In 1883 he was appointed the first ever Inspector of Ancient Monuments, inclusion on the record of which precluded a landowner from destroying or defacing a monument he owned. Between 1887 and 1896 Pitt Rivers published in several volumes his ‘Excavations on Cranborne Chase’, which was warmly received at Salisbury. The work from excavation to publication needed the help of reliable clerical assistants and draughtsman, which the excavator himself handpicked. During a lecture to the Royal Archaeological Institute he pointed out the typically low cranium of early men’s skulls (he himself even invented and built a craniometer to measure them.)
Pitt-Rivers also became pre-occupied with the origin of local place names. He was sure funding would be adequate if the gentry could look beyond hunting and shooting, and criticised newspaper editors for ignoring “sensible things” like archaeology. But the General did not allow his own preferences to overrule the desires of others.
It must not be thought Pitt-Rivers set out to amuse the agricultural classes; he intended to educate them as well. The finds from his excavations on Cranborne Chase and exhibits from abroad were cleverly displayed to instruct and enlighten visitors. And he had ample means to explore the Chase; it was said that one could walk to the coast without leaving the Rivers estate.
But if Pitt-Rivers was a first class excavator; he was no less successful in brightening the lives of the local population. He encouraged as many as 40,000 to visit the estate annually, drawn by a bandstand, open-air theatre and zoo he established in the grounds of Rushmore Park. He opened an area known as the Larmer Grounds to the public on Sundays. The menagerie also became a laboratory for experiments in the cross-breeding of cattle and yaks – early forays into genetic engineering, which won Pitt-Rivers a fellowship of the Zoological Society.
But some of the activities also drew criticism. Ralph Wightman said of Pitt-Rivers that he “succeeded in shocking most of the countryside – I can remember elderly non-conformist relatives describing it (i.e. the opening of the Larmer Grounds) with obvious disapproval”. The Vicar of Sixpenny Handley complained about the noise from the General’s private band in the pleasure grounds. Many did not share Pitt-Rivers enthusiasm for disturbing burial places: the 7th Earl of Shaftesbury, for one, believed the desecration of graves to be sacrilege.

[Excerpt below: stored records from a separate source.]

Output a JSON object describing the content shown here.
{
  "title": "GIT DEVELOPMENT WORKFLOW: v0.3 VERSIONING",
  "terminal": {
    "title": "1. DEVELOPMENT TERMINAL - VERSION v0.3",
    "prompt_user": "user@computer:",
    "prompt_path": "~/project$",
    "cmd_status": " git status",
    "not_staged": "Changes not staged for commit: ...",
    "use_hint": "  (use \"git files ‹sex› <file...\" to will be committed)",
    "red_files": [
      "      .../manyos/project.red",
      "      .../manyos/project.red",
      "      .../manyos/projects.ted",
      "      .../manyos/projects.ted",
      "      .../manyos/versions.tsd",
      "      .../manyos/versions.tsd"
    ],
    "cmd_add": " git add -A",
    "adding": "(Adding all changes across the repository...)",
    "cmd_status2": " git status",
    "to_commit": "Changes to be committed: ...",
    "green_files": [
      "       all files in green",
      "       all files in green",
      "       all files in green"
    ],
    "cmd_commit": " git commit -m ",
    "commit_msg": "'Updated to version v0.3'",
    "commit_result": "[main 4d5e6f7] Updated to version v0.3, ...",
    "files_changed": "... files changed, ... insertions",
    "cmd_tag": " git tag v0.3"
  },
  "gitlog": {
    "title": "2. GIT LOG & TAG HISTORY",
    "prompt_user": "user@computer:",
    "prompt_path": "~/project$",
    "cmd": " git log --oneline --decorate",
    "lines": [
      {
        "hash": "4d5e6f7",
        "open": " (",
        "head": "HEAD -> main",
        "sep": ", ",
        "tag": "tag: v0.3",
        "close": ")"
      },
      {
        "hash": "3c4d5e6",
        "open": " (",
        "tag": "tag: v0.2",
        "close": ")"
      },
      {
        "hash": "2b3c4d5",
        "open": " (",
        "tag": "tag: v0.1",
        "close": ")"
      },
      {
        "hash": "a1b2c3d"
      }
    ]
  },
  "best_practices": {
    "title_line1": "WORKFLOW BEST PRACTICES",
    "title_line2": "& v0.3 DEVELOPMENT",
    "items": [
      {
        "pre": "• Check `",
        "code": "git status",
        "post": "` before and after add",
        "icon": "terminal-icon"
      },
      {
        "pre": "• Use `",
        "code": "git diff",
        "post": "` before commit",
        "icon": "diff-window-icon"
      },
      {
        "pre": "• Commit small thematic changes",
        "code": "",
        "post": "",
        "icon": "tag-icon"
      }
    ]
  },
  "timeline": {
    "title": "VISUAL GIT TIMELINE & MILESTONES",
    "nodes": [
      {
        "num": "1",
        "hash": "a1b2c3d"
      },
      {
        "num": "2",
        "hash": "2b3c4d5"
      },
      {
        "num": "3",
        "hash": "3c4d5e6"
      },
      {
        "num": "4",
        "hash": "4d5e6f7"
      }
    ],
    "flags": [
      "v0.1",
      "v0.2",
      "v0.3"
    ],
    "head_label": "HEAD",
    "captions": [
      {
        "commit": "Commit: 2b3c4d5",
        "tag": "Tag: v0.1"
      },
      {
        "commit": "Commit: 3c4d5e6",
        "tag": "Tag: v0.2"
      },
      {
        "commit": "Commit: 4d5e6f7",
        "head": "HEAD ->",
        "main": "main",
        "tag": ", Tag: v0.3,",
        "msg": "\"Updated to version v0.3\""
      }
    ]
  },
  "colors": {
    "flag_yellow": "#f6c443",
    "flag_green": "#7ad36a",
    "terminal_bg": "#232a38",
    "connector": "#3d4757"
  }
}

Disapproval was also voiced after the General opened a museum and pub – called the Museum Arms – in nearby Farnham. To this museum he donated some 20,000 of the objects in his collection in 1884, though many more were left in Rushmore and in his London homes. Pitt-Rivers was awarded an honorary degree in 1886. He died in 1900 at the age of 73, his ashes being deposited in a black marble reliquary high in a wall-niche at Tollard Royal Church.
The material from Cranborne Chase has been relocated to the Salisbury and Wilts Museum, where a gallery to the memory of the excavator has been created. The Pitt Rivers Museum in Oxford also exhibits many of his collections together with a reconstruction of the Woodcutts Romano-British village.